Un lecteur de ce blog a fait appel à moi récemment pour l’aider à améliorer l’organisation de son entreprise. Je ne suis pas consultant et je ne cherche pas à l’être, mais j’ai grandement apprécié l’expérience. Je ne vais évidemment rien divulguer de confidentiel à ce propos, mais j’ai quand même envie de partager avec vous quelques éléments fondamentaux de notre discussion.

Il s’agit presque d’un cas d’école : Une petite entreprise qui existe depuis assez longtemps, et avec juste assez de turn-over, pour qu’une partie non négligeable de la connaissance d’entreprise (expérience des clients, expertise technique, gestion des projets) soit concentrée sur le patron. Certains projets ont beau être gérés par d’autres personnes, il continue à jouer un rôle central qui finit par ralentir l’ensemble de l’activité.

Je lui ai proposé un plan de bataille en trois étapes :

  1. Déléguer
  2. Communiquer
  3. Définir un référentiel

Déléguer

Il me semblait important de commencer par imposer une nécessité : Déléguer tous les projets. Quand on est patron d’une entreprise, il faut pouvoir avoir un œil sur l’ensemble des projets, pouvoir intervenir dessus quand il le faut ; mais il ne faut pas être la personne qui a la responsabilité de la réussite du projet.

En déléguant chaque projet, on responsabilise les membres de l’équipe, et on se ménage la possibilité d’aider chaque projet au mieux en fonction des besoins.

Pour résumer, lorsqu’une personne concentre ainsi une majorité de connaissances, elle ne peut pas se consacrer à un projet − cela aurait un impact trop négatif sur tous les autres. Il faut prendre de la hauteur.
Être un manager et non un leader.

Par contre, il faut bien comprendre que la délégation des responsabilités ne veut pas dire qu’on se lave les mains des projets. Il faut au contraire forcer les collaborateurs à découper leurs tâches le plus finement possible. Ainsi il sera facile de définir les priorités entre les tâches, d’évaluer leurs durées, bref de combattre l’effet tunnel.

Communiquer

C’est bien beau de tout déléguer, mais cela fait prendre des risques. Et quand on a pris l’habitude d’être au centre de tous les projets, c’est forcément un peu effrayant.

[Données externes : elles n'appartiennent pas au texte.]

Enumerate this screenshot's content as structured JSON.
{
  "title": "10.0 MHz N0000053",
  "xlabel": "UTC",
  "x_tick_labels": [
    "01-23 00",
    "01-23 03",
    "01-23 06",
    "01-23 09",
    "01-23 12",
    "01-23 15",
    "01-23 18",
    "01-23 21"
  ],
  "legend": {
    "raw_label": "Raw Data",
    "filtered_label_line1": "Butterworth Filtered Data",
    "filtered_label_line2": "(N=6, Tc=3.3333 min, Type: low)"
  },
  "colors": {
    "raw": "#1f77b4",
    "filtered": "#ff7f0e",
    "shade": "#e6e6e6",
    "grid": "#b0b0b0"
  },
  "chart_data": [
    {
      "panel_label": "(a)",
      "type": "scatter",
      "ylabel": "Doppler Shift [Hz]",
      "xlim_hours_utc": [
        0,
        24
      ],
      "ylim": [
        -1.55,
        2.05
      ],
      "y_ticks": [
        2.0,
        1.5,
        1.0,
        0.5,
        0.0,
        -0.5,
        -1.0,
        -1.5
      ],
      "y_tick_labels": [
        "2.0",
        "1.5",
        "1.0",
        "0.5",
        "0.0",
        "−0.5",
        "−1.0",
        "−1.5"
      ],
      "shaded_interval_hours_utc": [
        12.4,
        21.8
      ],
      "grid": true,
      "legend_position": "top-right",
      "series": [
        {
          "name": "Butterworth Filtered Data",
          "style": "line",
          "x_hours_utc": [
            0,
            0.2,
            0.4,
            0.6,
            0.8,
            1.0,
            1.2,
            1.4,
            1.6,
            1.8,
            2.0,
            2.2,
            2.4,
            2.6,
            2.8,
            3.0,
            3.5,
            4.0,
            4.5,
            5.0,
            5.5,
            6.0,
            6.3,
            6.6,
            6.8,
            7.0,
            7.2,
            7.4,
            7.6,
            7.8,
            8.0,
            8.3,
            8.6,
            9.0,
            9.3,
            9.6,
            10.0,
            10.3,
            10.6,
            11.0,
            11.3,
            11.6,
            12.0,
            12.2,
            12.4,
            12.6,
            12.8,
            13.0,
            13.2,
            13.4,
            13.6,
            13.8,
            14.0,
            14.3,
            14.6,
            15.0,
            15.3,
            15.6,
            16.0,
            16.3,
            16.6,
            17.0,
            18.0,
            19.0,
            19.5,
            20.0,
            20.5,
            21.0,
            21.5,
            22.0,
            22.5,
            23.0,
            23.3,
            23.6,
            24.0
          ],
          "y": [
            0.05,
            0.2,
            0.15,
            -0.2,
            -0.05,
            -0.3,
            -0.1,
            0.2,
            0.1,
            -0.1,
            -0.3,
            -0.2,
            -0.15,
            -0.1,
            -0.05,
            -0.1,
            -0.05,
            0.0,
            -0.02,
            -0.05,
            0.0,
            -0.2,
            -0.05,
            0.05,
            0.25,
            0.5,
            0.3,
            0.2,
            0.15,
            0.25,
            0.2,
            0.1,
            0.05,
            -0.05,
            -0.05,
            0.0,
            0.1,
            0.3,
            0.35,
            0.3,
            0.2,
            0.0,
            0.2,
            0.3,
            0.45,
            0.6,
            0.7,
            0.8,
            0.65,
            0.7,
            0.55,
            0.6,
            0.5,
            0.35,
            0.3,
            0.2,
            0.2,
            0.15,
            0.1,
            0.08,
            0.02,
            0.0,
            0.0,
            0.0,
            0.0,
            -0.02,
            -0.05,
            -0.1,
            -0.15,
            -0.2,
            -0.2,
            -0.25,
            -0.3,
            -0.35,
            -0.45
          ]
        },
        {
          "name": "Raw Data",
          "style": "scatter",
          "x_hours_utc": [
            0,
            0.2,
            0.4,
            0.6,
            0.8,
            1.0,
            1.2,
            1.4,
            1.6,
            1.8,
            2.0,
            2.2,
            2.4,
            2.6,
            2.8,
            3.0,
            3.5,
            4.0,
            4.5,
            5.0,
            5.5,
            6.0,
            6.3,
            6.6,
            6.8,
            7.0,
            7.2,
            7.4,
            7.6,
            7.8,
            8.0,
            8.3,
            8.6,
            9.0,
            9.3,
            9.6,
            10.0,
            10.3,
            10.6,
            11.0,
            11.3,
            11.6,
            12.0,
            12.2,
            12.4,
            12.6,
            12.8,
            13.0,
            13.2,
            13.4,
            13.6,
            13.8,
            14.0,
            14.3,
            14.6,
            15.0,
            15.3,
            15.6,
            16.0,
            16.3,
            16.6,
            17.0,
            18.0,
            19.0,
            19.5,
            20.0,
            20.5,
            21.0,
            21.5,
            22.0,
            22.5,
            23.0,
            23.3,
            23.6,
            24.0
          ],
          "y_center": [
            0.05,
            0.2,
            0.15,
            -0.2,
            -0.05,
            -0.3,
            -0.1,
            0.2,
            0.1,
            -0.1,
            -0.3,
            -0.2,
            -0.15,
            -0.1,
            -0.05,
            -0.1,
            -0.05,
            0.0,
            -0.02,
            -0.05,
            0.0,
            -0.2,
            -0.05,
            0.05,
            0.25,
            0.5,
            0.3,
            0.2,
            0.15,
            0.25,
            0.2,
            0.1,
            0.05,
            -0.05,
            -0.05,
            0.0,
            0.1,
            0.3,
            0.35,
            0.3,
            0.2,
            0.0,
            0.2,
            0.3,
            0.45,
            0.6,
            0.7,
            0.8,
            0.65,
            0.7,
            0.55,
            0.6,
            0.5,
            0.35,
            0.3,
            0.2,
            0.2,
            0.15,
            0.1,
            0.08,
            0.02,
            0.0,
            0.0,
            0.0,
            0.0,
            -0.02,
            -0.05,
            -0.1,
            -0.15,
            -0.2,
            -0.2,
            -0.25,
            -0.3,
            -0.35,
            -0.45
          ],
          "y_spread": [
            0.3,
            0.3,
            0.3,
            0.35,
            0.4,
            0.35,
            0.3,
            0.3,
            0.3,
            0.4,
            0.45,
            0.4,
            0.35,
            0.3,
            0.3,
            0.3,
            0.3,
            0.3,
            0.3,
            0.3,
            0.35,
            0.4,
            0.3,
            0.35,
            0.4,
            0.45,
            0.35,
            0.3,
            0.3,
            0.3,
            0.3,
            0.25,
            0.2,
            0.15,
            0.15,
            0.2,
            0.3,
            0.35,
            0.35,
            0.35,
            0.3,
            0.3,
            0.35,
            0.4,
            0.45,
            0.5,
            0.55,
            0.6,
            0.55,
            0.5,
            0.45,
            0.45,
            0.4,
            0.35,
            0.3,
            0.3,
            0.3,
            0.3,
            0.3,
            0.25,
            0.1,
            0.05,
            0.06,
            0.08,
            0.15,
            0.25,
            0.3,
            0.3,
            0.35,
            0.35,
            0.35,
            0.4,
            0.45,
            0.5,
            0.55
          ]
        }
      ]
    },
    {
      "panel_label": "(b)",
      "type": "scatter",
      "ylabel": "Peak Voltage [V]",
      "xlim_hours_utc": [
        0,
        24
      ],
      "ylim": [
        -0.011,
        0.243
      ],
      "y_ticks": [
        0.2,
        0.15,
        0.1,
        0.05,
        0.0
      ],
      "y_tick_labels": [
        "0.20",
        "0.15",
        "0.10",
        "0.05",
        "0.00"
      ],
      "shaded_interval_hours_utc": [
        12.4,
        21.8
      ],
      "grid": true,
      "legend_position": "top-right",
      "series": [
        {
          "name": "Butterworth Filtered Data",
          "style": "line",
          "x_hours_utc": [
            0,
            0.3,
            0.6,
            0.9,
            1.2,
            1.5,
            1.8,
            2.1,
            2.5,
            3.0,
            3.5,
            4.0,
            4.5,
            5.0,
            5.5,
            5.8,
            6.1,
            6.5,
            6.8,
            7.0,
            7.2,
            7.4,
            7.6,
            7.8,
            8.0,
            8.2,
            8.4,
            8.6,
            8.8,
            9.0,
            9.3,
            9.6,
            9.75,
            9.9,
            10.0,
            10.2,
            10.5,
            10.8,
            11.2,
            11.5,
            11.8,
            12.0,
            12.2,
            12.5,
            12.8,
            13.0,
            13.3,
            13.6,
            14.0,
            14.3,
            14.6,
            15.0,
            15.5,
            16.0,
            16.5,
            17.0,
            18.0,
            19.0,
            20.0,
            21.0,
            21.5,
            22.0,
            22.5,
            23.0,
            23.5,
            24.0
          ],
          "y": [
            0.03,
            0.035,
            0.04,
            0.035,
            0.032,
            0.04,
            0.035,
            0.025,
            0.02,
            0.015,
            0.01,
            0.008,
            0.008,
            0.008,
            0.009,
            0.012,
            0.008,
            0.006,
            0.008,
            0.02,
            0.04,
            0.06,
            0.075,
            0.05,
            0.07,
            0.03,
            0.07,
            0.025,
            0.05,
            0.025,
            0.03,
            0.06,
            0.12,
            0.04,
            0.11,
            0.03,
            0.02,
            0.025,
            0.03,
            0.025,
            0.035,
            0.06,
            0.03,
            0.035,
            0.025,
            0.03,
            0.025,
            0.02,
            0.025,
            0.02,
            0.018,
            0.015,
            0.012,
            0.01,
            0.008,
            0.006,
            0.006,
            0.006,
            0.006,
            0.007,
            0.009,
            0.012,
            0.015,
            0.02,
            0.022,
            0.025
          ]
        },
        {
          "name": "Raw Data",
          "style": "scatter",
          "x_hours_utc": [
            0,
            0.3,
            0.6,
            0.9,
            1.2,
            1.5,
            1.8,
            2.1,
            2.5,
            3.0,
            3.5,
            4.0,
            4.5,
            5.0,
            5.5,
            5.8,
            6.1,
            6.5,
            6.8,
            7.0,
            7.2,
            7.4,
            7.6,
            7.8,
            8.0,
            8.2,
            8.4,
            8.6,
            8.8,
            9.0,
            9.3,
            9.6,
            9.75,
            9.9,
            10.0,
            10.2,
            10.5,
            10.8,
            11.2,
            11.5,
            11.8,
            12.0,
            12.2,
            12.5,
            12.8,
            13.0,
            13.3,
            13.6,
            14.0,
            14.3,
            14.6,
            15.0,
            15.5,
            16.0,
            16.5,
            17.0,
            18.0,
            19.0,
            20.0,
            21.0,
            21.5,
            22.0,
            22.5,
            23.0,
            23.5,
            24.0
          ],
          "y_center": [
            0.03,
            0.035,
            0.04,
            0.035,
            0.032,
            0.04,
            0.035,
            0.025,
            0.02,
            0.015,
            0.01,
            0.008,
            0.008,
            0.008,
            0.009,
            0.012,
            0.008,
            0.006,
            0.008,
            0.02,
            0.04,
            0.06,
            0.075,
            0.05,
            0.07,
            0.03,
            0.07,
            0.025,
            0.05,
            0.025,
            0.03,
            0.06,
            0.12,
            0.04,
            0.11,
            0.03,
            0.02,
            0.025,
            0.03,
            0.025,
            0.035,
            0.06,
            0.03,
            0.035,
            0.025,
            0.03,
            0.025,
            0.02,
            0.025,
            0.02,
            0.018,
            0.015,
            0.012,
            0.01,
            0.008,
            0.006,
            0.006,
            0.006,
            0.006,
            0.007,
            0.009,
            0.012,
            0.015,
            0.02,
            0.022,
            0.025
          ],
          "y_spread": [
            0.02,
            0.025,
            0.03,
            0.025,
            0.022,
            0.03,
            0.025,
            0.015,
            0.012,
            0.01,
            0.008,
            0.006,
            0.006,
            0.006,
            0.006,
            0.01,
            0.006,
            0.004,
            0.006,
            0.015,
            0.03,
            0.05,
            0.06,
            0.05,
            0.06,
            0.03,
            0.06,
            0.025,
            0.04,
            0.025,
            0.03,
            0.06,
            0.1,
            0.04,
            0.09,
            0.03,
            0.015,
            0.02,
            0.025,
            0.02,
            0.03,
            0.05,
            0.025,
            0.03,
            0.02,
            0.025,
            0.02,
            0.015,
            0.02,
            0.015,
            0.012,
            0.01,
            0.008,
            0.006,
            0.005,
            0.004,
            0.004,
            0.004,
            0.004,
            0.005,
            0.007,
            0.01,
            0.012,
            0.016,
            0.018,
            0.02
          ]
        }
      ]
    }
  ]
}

La plupart des entreprises organisent une réunion hebdomadaire de suivi de projets. Sauf qu’il est difficile de passer le reste de la semaine sans avoir une vision précise de l’avancement des projets, et en cas de soucis on peut rapidement se prendre une semaine entière de retard. C’est ce qui amène souvent à faire du micro-management : on passe son temps à regarder au-dessus de l’épaule des autres, pour savoir où ils en sont ; c’est inefficace et désagréable.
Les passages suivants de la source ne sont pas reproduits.